At first, because Jane’s memory was declining, she primarily needed help with her medications. Randy found the solution to that problem by moving her mother into assisted-living housing. But it wasn’t long before she realized Jane’s needs were more than the staff there could provide. She found herself traveling to Nashville more often, and she was stressed and frustrated. But one day, after a meeting with the assisted-living home staff, everything changed.
“The director suggested we try LifeLinks for the tasks, visits, and activities that could not be provided by our current piecemeal care plan,” Randy explains. “We were reluctant to bring in someone from the outside, as it seemed like one more person to manage. But after the initial interview with such well-trained and engaging personnel, we were greatly reassured.”
What LifeLinks Did
After being contacted by Randy, LifeLinks scheduled an initial assessment with her and Jane. The LifeLinks Care Team carefully put together a care plan based off the family’s specific goals. They also created a communication system to ensure Randy was updated on a daily basis of what was going on with her mother.
Jane and LifeLinks began meeting on a weekly basis. The first time they met was when LifeLinks took Jane to a doctor’s appointment. Immediately following, Randy received an email outlining the details of the appointment – the same level of detail she would have gathered herself had she been there in person.
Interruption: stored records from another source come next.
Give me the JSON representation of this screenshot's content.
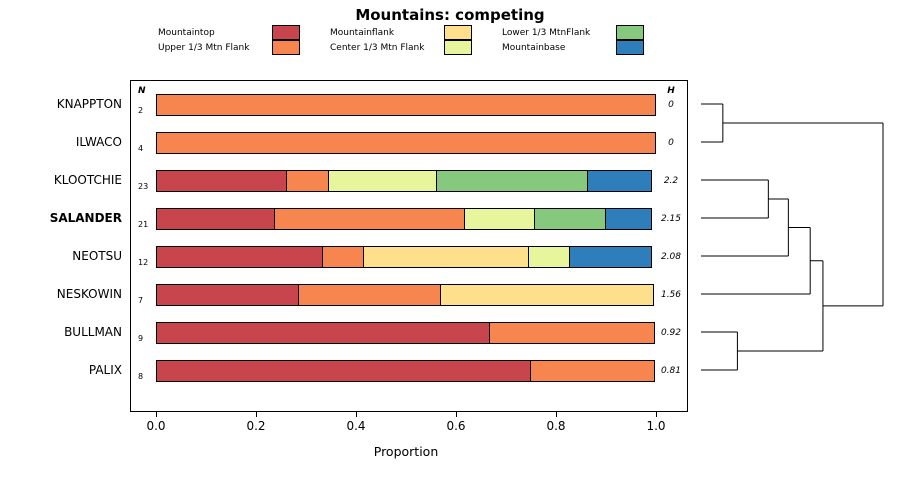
{
  "title": "Mountains: competing",
  "legend": {
    "items": [
      {
        "label": "Mountaintop",
        "color": "#C8454D"
      },
      {
        "label": "Upper 1/3 Mtn Flank",
        "color": "#F7854F"
      },
      {
        "label": "Mountainflank",
        "color": "#FEDF8B"
      },
      {
        "label": "Center 1/3 Mtn Flank",
        "color": "#E7F59C"
      },
      {
        "label": "Lower 1/3 MtnFlank",
        "color": "#86C87E"
      },
      {
        "label": "Mountainbase",
        "color": "#2E7EBC"
      }
    ]
  },
  "chart_data": {
    "type": "bar",
    "orientation": "horizontal-stacked",
    "xlabel": "Proportion",
    "xlim": [
      0,
      1
    ],
    "x_ticks": [
      "0.0",
      "0.2",
      "0.4",
      "0.6",
      "0.8",
      "1.0"
    ],
    "n_header": "N",
    "h_header": "H",
    "rows": [
      {
        "label": "KNAPPTON",
        "bold": false,
        "n": 2,
        "h": "0",
        "segments": [
          {
            "series": "Upper 1/3 Mtn Flank",
            "value": 1.0
          }
        ]
      },
      {
        "label": "ILWACO",
        "bold": false,
        "n": 4,
        "h": "0",
        "segments": [
          {
            "series": "Upper 1/3 Mtn Flank",
            "value": 1.0
          }
        ]
      },
      {
        "label": "KLOOTCHIE",
        "bold": false,
        "n": 23,
        "h": "2.2",
        "segments": [
          {
            "series": "Mountaintop",
            "value": 0.261
          },
          {
            "series": "Upper 1/3 Mtn Flank",
            "value": 0.087
          },
          {
            "series": "Center 1/3 Mtn Flank",
            "value": 0.217
          },
          {
            "series": "Lower 1/3 MtnFlank",
            "value": 0.304
          },
          {
            "series": "Mountainbase",
            "value": 0.131
          }
        ]
      },
      {
        "label": "SALANDER",
        "bold": true,
        "n": 21,
        "h": "2.15",
        "segments": [
          {
            "series": "Mountaintop",
            "value": 0.238
          },
          {
            "series": "Upper 1/3 Mtn Flank",
            "value": 0.381
          },
          {
            "series": "Center 1/3 Mtn Flank",
            "value": 0.143
          },
          {
            "series": "Lower 1/3 MtnFlank",
            "value": 0.143
          },
          {
            "series": "Mountainbase",
            "value": 0.095
          }
        ]
      },
      {
        "label": "NEOTSU",
        "bold": false,
        "n": 12,
        "h": "2.08",
        "segments": [
          {
            "series": "Mountaintop",
            "value": 0.333
          },
          {
            "series": "Upper 1/3 Mtn Flank",
            "value": 0.084
          },
          {
            "series": "Mountainflank",
            "value": 0.333
          },
          {
            "series": "Center 1/3 Mtn Flank",
            "value": 0.083
          },
          {
            "series": "Mountainbase",
            "value": 0.167
          }
        ]
      },
      {
        "label": "NESKOWIN",
        "bold": false,
        "n": 7,
        "h": "1.56",
        "segments": [
          {
            "series": "Mountaintop",
            "value": 0.286
          },
          {
            "series": "Upper 1/3 Mtn Flank",
            "value": 0.286
          },
          {
            "series": "Mountainflank",
            "value": 0.428
          }
        ]
      },
      {
        "label": "BULLMAN",
        "bold": false,
        "n": 9,
        "h": "0.92",
        "segments": [
          {
            "series": "Mountaintop",
            "value": 0.667
          },
          {
            "series": "Upper 1/3 Mtn Flank",
            "value": 0.333
          }
        ]
      },
      {
        "label": "PALIX",
        "bold": false,
        "n": 8,
        "h": "0.81",
        "segments": [
          {
            "series": "Mountaintop",
            "value": 0.75
          },
          {
            "series": "Upper 1/3 Mtn Flank",
            "value": 0.25
          }
        ]
      }
    ],
    "dendrogram": {
      "leaf_order": [
        "KNAPPTON",
        "ILWACO",
        "KLOOTCHIE",
        "SALANDER",
        "NEOTSU",
        "NESKOWIN",
        "BULLMAN",
        "PALIX"
      ],
      "segments": [
        {
          "x1": 0,
          "y1": 0,
          "x2": 0.12,
          "y2": 0
        },
        {
          "x1": 0,
          "y1": 1,
          "x2": 0.12,
          "y2": 1
        },
        {
          "x1": 0.12,
          "y1": 0,
          "x2": 0.12,
          "y2": 1
        },
        {
          "x1": 0,
          "y1": 2,
          "x2": 0.37,
          "y2": 2
        },
        {
          "x1": 0,
          "y1": 3,
          "x2": 0.37,
          "y2": 3
        },
        {
          "x1": 0.37,
          "y1": 2,
          "x2": 0.37,
          "y2": 3
        },
        {
          "x1": 0.37,
          "y1": 2.5,
          "x2": 0.48,
          "y2": 2.5
        },
        {
          "x1": 0,
          "y1": 4,
          "x2": 0.48,
          "y2": 4
        },
        {
          "x1": 0.48,
          "y1": 2.5,
          "x2": 0.48,
          "y2": 4
        },
        {
          "x1": 0.48,
          "y1": 3.25,
          "x2": 0.6,
          "y2": 3.25
        },
        {
          "x1": 0,
          "y1": 5,
          "x2": 0.6,
          "y2": 5
        },
        {
          "x1": 0.6,
          "y1": 3.25,
          "x2": 0.6,
          "y2": 5
        },
        {
          "x1": 0,
          "y1": 6,
          "x2": 0.2,
          "y2": 6
        },
        {
          "x1": 0,
          "y1": 7,
          "x2": 0.2,
          "y2": 7
        },
        {
          "x1": 0.2,
          "y1": 6,
          "x2": 0.2,
          "y2": 7
        },
        {
          "x1": 0.6,
          "y1": 4.125,
          "x2": 0.67,
          "y2": 4.125
        },
        {
          "x1": 0.2,
          "y1": 6.5,
          "x2": 0.67,
          "y2": 6.5
        },
        {
          "x1": 0.67,
          "y1": 4.125,
          "x2": 0.67,
          "y2": 6.5
        },
        {
          "x1": 0.12,
          "y1": 0.5,
          "x2": 1,
          "y2": 0.5
        },
        {
          "x1": 0.67,
          "y1": 5.3125,
          "x2": 1,
          "y2": 5.3125
        },
        {
          "x1": 1,
          "y1": 0.5,
          "x2": 1,
          "y2": 5.3125
        }
      ]
    }
  }
}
Strong communication was important to Randy and Bill so the LifeLinks team ensured the care plan included constant follow up. “On another outing LifeLinks arranged for my mom to Nashville’s Botanical Garden, I not only received notes about the meeting but photos too,” Randy says.
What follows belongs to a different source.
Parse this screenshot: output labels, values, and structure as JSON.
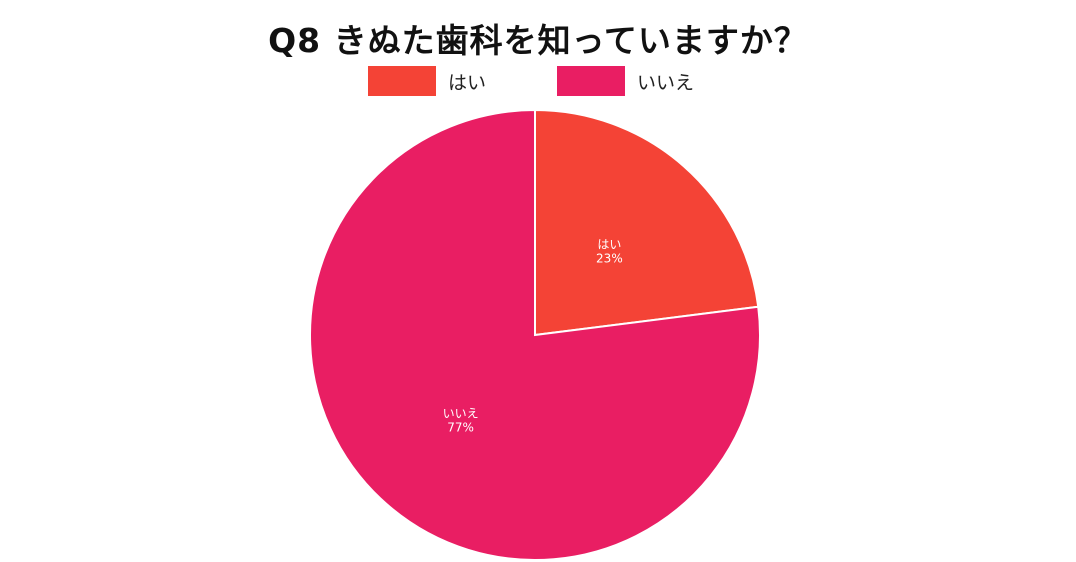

LifeLinks’ highly customized services address each patient’s very specific, individual needs. And they’re provided in a way that’s engaging and personal; in fact, care managers often become viewed as a part of the family.
Life with LifeLinks
“Over the years, mom’s LifeLinks ‘friend,’ as she has come to be called, has become a lifesaver to all of us,” says Randy. “She now visits my mother twice a week, noticing new changes in mom’s mobility, the progression of her dementia, toiletry problems, loneliness, sadness or unrealized dreams. They talk honestly about whatever presents itself, which provides my mom with a treasured companion and friend.”
As Jane’s needs continue to increase, the LifeLinks care manager recognizes and addresses them. For example, Randy describes a few of her special requests, all of which have been met. “These include keeping up a reliable refill of Depends in mom’s bureau and consulting the nurse whenever there was extra pain with walking or confusion due to a urinary infection. At one point, my mother’s incontinence worsened, and her LifeLinks care manager suggested an increased level of care to help with bathing and dressing needs. These, and countless other details, have eased our minds greatly and improved Mom’s quality of life.”
LifeLinks provides much more than just everyday living assistance for Jane, says Randy’s husband, Bill. “The LifeLinks staff are trained as social workers, and they understand the aging process. I have described LifeLinks as life savers. They help us understand the steps that need to be taken as her care needs increase. They let us know what to expect as she travels this road to her eventual passing.”
Bill adds, “LifeLinks has been there consistently over many years, helping Randy’s mother in her later life and relieving us of some of the stress of caring for an elderly loved one from afar.”